I have looked at the service disruptions of Let's Encrypt back at the end of 2017. Two years on, I had another look - and compared twelve months periods.
Let's Encrypt has been a new service that launched in mid-2016. One would naturally expect that first 12+ months were a bit bumpy as the technology, including the infrastructure, settles in. So I was curious how things changed since.
I used the same source as the first time - https://letsencrypt.status.io. The records seem to be fairly reliable. However, it appears that on several occasions the time of an incident starts when a report is received rather than the time potentially provided by the reporting party. I would not expect that to have a large impact but I wonder if there's a need for an independent uptime monitoring.
A number of incidents are labeled as "partial" without any further information about the scale of the impact - does it mean longer latency but the provided services are still fully available, does it mean that a certain fraction of API calls fail or is the impact limited, e.g., geographically?
The history of the Let's Encrypt status over the last 12 months (20 Nov 2018 to 20 Nov 2019) contains 95 records, from which 77 relate to the production services. I ignore non-core services, e.g., web site.
When you look at the Let's Encrypt status history, you will immediately notice a fairly large number of upgrades. There is in fact 46 Boulder upgrades, which sounds like an incredibly high number.
Figure: Planned upgrades of Let's Encrypt production services. Multiple upgrades per month are stacked.
As far as I could see, none of them caused any downtime and my main observation is that while the total number is surprisingly high, the team has certainly mastered the upgrade process and is able to quickly react to potential incidents. Below is a similar graph from 2017. While the number of upgrades is similar, it is clear that the time required for each upgrade as stabilised. Which means much better reliability of upgrades.
Figure: Let's Encrypt upgrades in 2017. Multiple upgrades per month are stacked.
Note: the chart above is the only in with linear Y-axis. I used logarithmic axis in the following charts to improve the visibility of short outages in the presence of large outliers.
The most important aspect, from users' point of view, is the probability of full service disruptions. This directly impacts the overall reliability of certification services and it is one of the main selling points for commercial CAs. Many of them like to quote their 99.99% or higher uptime.
Let's Encrypt has significantly improved over the last 2 years in terms of the number of incidents. Although it's still quite some distance behind commercial CAs (although they don't publish their incident data).
Figure: Full Disruptions in minutes (logarithmic scale).
You can see that the length of downtimes is relatively short. These include at least 3 instances of downtime related to maintenance - one infrastructure and two on the application level.

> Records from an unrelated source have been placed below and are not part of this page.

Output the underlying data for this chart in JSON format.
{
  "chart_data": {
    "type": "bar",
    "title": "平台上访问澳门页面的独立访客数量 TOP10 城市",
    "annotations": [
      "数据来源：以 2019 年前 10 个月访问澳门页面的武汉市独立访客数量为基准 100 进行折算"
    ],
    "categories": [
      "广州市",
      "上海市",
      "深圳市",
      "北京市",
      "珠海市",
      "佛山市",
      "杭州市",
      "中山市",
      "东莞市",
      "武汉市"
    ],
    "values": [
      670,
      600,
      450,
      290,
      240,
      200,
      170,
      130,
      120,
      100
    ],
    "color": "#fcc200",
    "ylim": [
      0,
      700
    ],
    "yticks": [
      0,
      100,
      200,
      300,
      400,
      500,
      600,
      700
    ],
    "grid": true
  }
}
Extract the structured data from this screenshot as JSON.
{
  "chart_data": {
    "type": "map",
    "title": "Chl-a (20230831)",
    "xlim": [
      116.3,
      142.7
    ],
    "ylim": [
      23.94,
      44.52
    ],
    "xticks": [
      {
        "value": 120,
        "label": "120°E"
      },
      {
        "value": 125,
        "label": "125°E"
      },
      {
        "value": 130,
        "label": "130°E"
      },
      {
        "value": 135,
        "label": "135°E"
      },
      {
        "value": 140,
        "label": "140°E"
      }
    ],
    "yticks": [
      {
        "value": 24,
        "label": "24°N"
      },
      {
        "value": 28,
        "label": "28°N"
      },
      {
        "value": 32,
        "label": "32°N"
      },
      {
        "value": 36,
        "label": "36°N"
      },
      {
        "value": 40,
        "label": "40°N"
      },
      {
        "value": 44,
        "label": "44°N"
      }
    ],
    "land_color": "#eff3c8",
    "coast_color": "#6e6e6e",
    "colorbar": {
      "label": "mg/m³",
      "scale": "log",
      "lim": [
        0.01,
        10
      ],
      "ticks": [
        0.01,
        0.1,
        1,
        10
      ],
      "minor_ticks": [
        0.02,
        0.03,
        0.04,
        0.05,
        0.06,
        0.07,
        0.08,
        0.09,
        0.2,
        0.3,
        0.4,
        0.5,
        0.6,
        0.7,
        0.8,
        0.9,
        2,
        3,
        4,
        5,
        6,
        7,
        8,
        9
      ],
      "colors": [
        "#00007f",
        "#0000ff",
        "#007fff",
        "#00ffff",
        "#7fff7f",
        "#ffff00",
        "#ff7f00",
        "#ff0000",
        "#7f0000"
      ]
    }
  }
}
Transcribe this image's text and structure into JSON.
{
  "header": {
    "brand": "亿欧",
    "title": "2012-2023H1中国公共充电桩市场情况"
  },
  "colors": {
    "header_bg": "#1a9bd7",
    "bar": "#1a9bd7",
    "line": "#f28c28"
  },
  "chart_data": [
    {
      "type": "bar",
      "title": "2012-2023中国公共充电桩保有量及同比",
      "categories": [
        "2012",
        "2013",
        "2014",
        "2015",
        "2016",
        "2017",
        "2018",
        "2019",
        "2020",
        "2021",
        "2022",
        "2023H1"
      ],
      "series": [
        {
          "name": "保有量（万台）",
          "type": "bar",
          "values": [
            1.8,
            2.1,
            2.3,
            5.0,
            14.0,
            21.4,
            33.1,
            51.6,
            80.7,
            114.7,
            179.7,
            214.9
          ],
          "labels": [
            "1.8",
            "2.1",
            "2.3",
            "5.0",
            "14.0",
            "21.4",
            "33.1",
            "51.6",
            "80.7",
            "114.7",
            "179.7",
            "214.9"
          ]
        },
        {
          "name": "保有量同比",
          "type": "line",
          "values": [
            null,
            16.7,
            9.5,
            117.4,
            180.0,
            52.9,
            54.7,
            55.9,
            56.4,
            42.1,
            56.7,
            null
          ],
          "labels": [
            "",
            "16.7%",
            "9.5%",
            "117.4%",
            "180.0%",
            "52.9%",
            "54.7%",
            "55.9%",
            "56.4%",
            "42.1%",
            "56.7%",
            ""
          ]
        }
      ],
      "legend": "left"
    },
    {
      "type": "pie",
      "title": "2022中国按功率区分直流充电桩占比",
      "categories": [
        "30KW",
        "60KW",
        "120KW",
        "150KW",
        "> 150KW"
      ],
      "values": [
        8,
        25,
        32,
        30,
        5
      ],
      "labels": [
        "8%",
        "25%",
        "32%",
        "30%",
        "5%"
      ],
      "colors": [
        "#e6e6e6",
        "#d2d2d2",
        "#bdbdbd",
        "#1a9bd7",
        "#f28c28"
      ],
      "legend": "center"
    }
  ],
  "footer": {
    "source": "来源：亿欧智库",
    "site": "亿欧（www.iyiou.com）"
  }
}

The overall uptime in 2019 is 99.92%, which is better than the figure I found in 2017 (99.86 - with 99.9% over the second part of the interval analyzed then) - see below.
Figure: Full service disruptions in 2017. Logarithmic scale for the durations.
The 2019 incidents include a couple of issues with OCSP responder. This is a fairly critical part of the LE services as it may result in unavailability of websites if browsers require OCSP validations.
The final part of my comparison is partial disruptions. It is less transparent as the comparison is very blunt and lacks the detail of the impact of particular incidents. Nevertheless, I was somewhat surprised that the downtime was still relatively high.
Partial Disruptions of Let's Encrypt in 2019. Multiple incidents per month are stacked.
The combined uptime figure (all services fully functional) is only 96.4%, which is lower than what I found in 2017, when the figure stood at 98% (again, the 2017 chart is below).
Partial disruptions of Let's Encrypt in 2017. Y axis is logarithmic.
It's worth mentioning that the 2019 results are significantly affected by a couple of incidents that lasted several days. One of them was caused by a migration to another CDN (details provided by "_az"). If we exclude one of both of these partial outages, the uptime is 97.9% and 99.7% respectively.
I have not charted OCSP outages separately for two reasons. Firstly, I can see only two of them (one full, one partial). Secondly, these outages where short - 5 and 7 minutes and it's not clear to me whether they cover the whole outage or whether the measured interval starts only when the LE team started investigating it.
If we assume the logged times are accurate, the overall uptime of OCSP responders would be >99.99%.
A Final Note
Looking at the data and charts above, the main question of mine is whether Let's Encrypt can ever reach the reliability of commercial CAs nor whether LE has such an aspiration.
LE's main feature is automation. While we generally don't mind if a certificate is renewed today or a week later, the relatively low uptime is a concern. Especially as there are no official service level guarantees.
This "exercise" made me also wonder whether it makes sense to implement an uptime monitoring system that would provide an independent uptime data. LE issues around 1.3 million certificates a day so every one minute downtime impacts over 900 certificate requests. Similarly, 1 minute downtime of OCSP responders is significant as 50-60% of websites use Let's Encrypt certificates. Arguably, these websites will not include any of the large one but still.